Consumers account for about two-thirds of expenditure in Africa’s biggest economy and a drop in spending may undermine economic growth, which slowed to a two-year low of 1.3 percent in the second quarter, according to the statistics office. The South African Reserve Bank, which makes its next interest rate decision on Sept. 22, has kept the benchmark interest rate unchanged at 5.5 percent this year to help spur spending.
“More consumers expect the economic performance to deteriorate and some of these foresee that this will also hurt their own finances over the next 12 months,” FNB said in the statement. “Consumer spending is likely to moderate should consumer confidence remain at this lower level in subsequent quarters.”

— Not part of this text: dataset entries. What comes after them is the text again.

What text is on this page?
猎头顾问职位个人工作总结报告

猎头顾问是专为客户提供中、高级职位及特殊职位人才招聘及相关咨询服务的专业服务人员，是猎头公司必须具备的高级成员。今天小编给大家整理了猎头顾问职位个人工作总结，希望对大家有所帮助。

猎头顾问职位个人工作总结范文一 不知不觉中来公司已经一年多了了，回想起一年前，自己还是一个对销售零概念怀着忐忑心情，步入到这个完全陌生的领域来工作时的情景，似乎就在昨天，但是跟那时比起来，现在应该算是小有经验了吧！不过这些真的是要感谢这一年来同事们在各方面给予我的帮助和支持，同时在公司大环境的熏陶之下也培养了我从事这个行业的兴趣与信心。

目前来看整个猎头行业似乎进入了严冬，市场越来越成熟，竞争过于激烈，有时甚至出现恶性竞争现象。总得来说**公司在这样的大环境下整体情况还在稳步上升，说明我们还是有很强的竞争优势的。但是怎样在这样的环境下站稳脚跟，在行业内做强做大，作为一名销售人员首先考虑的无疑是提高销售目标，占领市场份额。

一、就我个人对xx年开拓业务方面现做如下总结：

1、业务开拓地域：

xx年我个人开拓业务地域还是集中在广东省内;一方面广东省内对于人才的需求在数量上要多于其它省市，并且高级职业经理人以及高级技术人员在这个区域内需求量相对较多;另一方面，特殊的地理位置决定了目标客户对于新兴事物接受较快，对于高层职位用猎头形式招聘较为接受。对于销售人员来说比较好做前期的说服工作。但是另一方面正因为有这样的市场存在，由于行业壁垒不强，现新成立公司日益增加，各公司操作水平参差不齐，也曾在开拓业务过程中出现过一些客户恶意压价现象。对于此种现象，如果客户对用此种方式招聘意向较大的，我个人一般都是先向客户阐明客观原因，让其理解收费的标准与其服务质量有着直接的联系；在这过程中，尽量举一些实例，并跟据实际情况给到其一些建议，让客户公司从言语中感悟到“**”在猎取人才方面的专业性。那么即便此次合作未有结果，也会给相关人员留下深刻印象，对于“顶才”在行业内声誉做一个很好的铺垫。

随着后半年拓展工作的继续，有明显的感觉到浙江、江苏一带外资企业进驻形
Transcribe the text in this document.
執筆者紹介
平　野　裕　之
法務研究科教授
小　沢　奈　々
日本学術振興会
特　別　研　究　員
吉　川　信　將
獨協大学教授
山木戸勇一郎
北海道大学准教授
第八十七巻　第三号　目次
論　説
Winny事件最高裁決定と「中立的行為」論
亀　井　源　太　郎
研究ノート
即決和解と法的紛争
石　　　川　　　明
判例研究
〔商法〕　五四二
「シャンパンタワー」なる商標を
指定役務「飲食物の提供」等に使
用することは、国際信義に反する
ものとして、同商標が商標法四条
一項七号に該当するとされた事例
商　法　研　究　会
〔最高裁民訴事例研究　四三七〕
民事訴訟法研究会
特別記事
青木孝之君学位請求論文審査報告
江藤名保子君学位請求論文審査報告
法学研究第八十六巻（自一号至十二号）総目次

The sub-index measuring consumers’ views of expected economic performance dropped to 2 in the third quarter from 17 in the previous three months, the biggest decline since the second quarter of 2008, when the global financial crisis began, FNB said.
Retail sales rose 2.2 percent in June from a year earlier, after increasing 0.2 percent in the previous month, the statistics office said on Aug. 17. Sales growth slowed from 10 percent in April.
Pick n Pay Stores Ltd., South Africa’s second-biggest grocer, said on July 6 it may fire about 8.6 percent of its workforce after profit slumped. Retailers are facing greater competition after Wal-Mart Stores Inc. bought a 51 percent stake in Johannesburg-based Massmart Holdings Ltd. in June.